Missing Malaysia Airlines flight MH370: Government finally releases 47 pages of 'missing' satellite data as requested by families
But families say some data still withheld by Malaysian authorities
The Malaysian government has finally released the satellite data it used to track the last movements of the missing flight MH370, more than two months after they were requested by families seeking greater transparency.
The report, produced jointly with the British satellite firm Inmarsat, runs to 47 pages and includes details on the hourly “handshakes” made after the aircraft disappeared from civilian radar on 8 March.
The relatives of those who were on board the Boeing 777 when it vanished said they hope opening up the data to analysis from experts around the world will help verify the search area currently defined off the coast of Australia.
But following repeated accusations that the Malaysian government has kept them in the dark throughout the investigation, one family said they still feel some data has been withheld.
Sarah Bajc, the American partner of passenger Phil Wood, said: “When we first asked for the data it was more than two months ago. I never dreamed it would be such an obstacle to overcome."

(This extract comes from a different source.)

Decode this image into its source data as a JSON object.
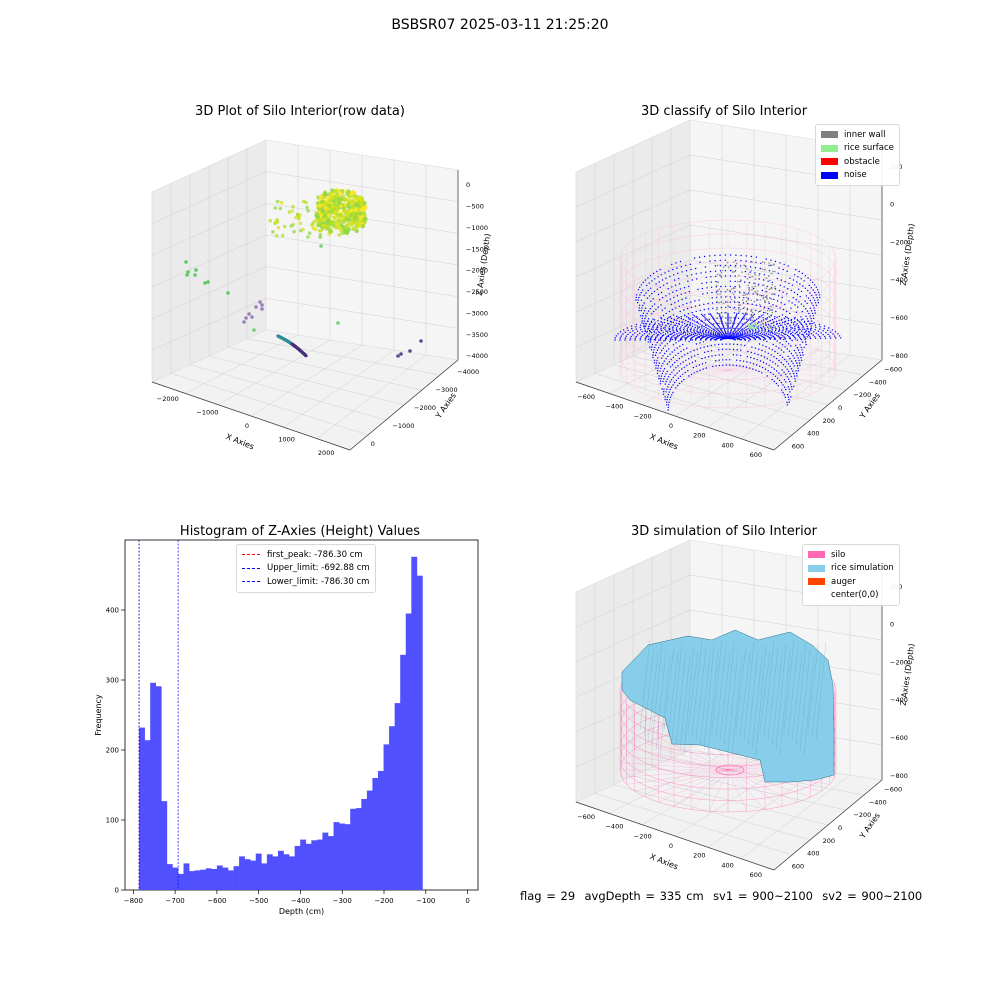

She said the report released on today had gaps where information had been removed “to improve readability”, and that there was no sign of comparable records from previous flights on MH370's route that the families had requested.

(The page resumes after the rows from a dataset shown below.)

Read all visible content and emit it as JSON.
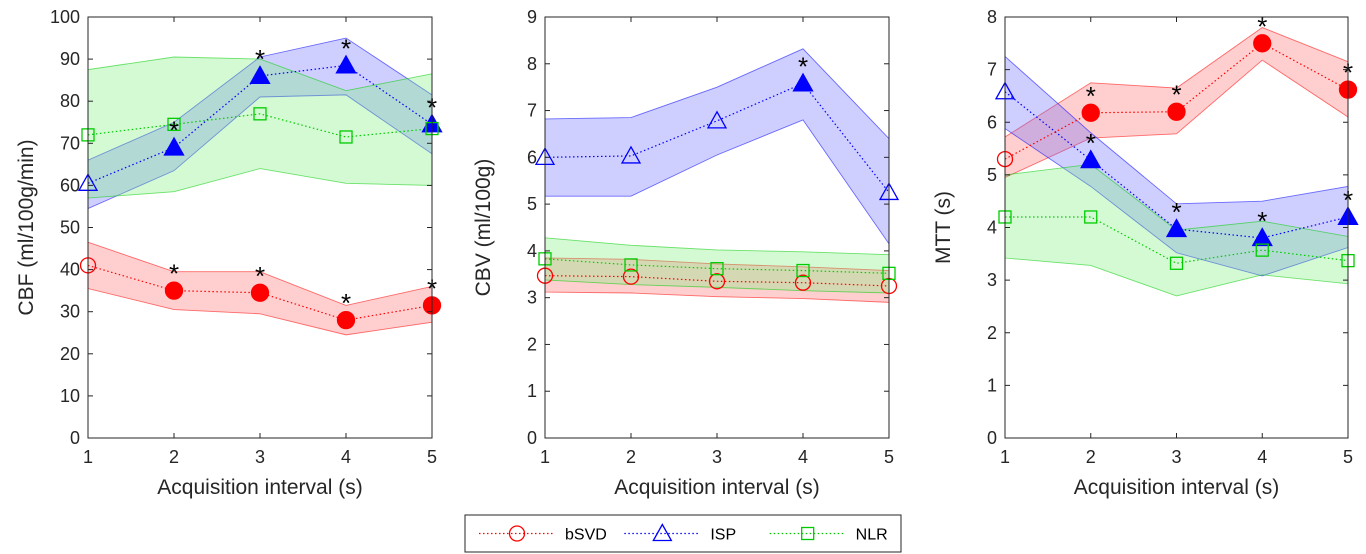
{
  "legend": {
    "entries": [
      {
        "label": "bSVD",
        "series": "bSVD"
      },
      {
        "label": "ISP",
        "series": "ISP"
      },
      {
        "label": "NLR",
        "series": "NLR"
      }
    ]
  },
  "series_styles": {
    "bSVD": {
      "color": "#ff0000",
      "band": "#ff6b6b",
      "marker": "circle"
    },
    "ISP": {
      "color": "#0000ff",
      "band": "#6b6bff",
      "marker": "triangle"
    },
    "NLR": {
      "color": "#00cc00",
      "band": "#7af07a",
      "marker": "square"
    }
  },
  "chart_data": [
    {
      "type": "line",
      "xlabel": "Acquisition interval  (s)",
      "ylabel": "CBF (ml/100g/min)",
      "x": [
        1,
        2,
        3,
        4,
        5
      ],
      "xticks": [
        "1",
        "2",
        "3",
        "4",
        "5"
      ],
      "xlim": [
        1,
        5
      ],
      "ylim": [
        0,
        100
      ],
      "yticks": [
        "0",
        "10",
        "20",
        "30",
        "40",
        "50",
        "60",
        "70",
        "80",
        "90",
        "100"
      ],
      "grid": false,
      "legend_position": "bottom-center",
      "series": [
        {
          "name": "bSVD",
          "values": [
            41,
            35,
            34.5,
            28,
            31.5
          ],
          "lower": [
            35.5,
            30.5,
            29.5,
            24.5,
            27.5
          ],
          "upper": [
            46.5,
            39.5,
            39.5,
            31.5,
            36
          ],
          "significant": [
            false,
            true,
            true,
            true,
            true
          ]
        },
        {
          "name": "ISP",
          "values": [
            60.5,
            69,
            86,
            88.5,
            74.5
          ],
          "lower": [
            54.5,
            63.5,
            81,
            81.5,
            67.5
          ],
          "upper": [
            66,
            75,
            90.5,
            95,
            81.5
          ],
          "significant": [
            false,
            true,
            true,
            true,
            true
          ]
        },
        {
          "name": "NLR",
          "values": [
            72,
            74.5,
            77,
            71.5,
            73.5
          ],
          "lower": [
            57,
            58.5,
            64,
            60.5,
            60
          ],
          "upper": [
            87.5,
            90.5,
            90,
            82.5,
            86.5
          ],
          "significant": [
            false,
            false,
            false,
            false,
            false
          ]
        }
      ]
    },
    {
      "type": "line",
      "xlabel": "Acquisition interval  (s)",
      "ylabel": "CBV (ml/100g)",
      "x": [
        1,
        2,
        3,
        4,
        5
      ],
      "xticks": [
        "1",
        "2",
        "3",
        "4",
        "5"
      ],
      "xlim": [
        1,
        5
      ],
      "ylim": [
        0,
        9
      ],
      "yticks": [
        "0",
        "1",
        "2",
        "3",
        "4",
        "5",
        "6",
        "7",
        "8",
        "9"
      ],
      "grid": false,
      "series": [
        {
          "name": "bSVD",
          "values": [
            3.47,
            3.45,
            3.35,
            3.32,
            3.25
          ],
          "lower": [
            3.12,
            3.1,
            3.02,
            2.98,
            2.9
          ],
          "upper": [
            3.85,
            3.82,
            3.72,
            3.66,
            3.58
          ],
          "significant": [
            false,
            false,
            false,
            false,
            false
          ]
        },
        {
          "name": "ISP",
          "values": [
            6.0,
            6.03,
            6.78,
            7.58,
            5.25
          ],
          "lower": [
            5.17,
            5.17,
            6.05,
            6.8,
            4.15
          ],
          "upper": [
            6.82,
            6.85,
            7.5,
            8.32,
            6.4
          ],
          "significant": [
            false,
            false,
            false,
            true,
            false
          ]
        },
        {
          "name": "NLR",
          "values": [
            3.83,
            3.7,
            3.62,
            3.58,
            3.52
          ],
          "lower": [
            3.38,
            3.28,
            3.22,
            3.15,
            3.1
          ],
          "upper": [
            4.28,
            4.12,
            4.02,
            3.98,
            3.92
          ],
          "significant": [
            false,
            false,
            false,
            false,
            false
          ]
        }
      ]
    },
    {
      "type": "line",
      "xlabel": "Acquisition interval  (s)",
      "ylabel": "MTT (s)",
      "x": [
        1,
        2,
        3,
        4,
        5
      ],
      "xticks": [
        "1",
        "2",
        "3",
        "4",
        "5"
      ],
      "xlim": [
        1,
        5
      ],
      "ylim": [
        0,
        8
      ],
      "yticks": [
        "0",
        "1",
        "2",
        "3",
        "4",
        "5",
        "6",
        "7",
        "8"
      ],
      "grid": false,
      "series": [
        {
          "name": "bSVD",
          "values": [
            5.3,
            6.18,
            6.2,
            7.5,
            6.62
          ],
          "lower": [
            4.95,
            5.7,
            5.78,
            7.18,
            6.1
          ],
          "upper": [
            5.72,
            6.75,
            6.65,
            7.8,
            7.15
          ],
          "significant": [
            false,
            true,
            true,
            true,
            true
          ]
        },
        {
          "name": "ISP",
          "values": [
            6.58,
            5.28,
            3.97,
            3.8,
            4.2
          ],
          "lower": [
            5.88,
            4.78,
            3.52,
            3.08,
            3.62
          ],
          "upper": [
            7.25,
            5.8,
            4.45,
            4.5,
            4.78
          ],
          "significant": [
            false,
            true,
            true,
            true,
            true
          ]
        },
        {
          "name": "NLR",
          "values": [
            4.2,
            4.2,
            3.32,
            3.57,
            3.37
          ],
          "lower": [
            3.42,
            3.28,
            2.7,
            3.1,
            2.93
          ],
          "upper": [
            5.0,
            5.2,
            3.95,
            4.12,
            3.83
          ],
          "significant": [
            false,
            false,
            false,
            false,
            false
          ]
        }
      ]
    }
  ]
}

“Why couldn't they have submitted that?” she said. “It only makes sense if they are hiding something.”
Ms Bajc said experts on flight tracking who have been advising the families would now be able to analyse the data to see if the search area could be refined and determine if Inmarsat and other officials had missed anything.
According to the existing analysis, the aircraft is believed to have gone down in the Indian Ocean, off western Australia.
Malaysian investigators suspect someone shut off MH370's transponder equipment, making the plane impossible to track – but investigators have so far turned up nothing suspicious about the crew or passengers.
In the hours after the aircraft disappeared, an Inmarsat satellite picked up a handful of handshake “pings”, or network log-on confirmations, indicating the plane continued flying for hours.
Malaysia's Civil Aviation Department (DCA) Director General Azharuddin Abdul Rahman speaks to members of the media in Kuala Lumpur, Malaysia, 27 May The newly-released technical data details satellite communications from before MH370's take-off on the Saturday morning at 12.41am to a final, “partial handshake” transmitted by the plane at 8.19am.
The data includes a final transmission from the plane 8 seconds later, after which there was no further response, as well as two “telephony calls” initiated from the ground at 2.39am and 7.13am that went unanswered by the plane.
The time of the last satellite contact was consistent with the plane's fuel capacity.
The search in the southern Indian Ocean was further narrowed on the basis of acoustic signals believed to have come from the aircraft's “black box” flight recorders – but the most expensive search in aviation history has still failed to find any trace of the plane.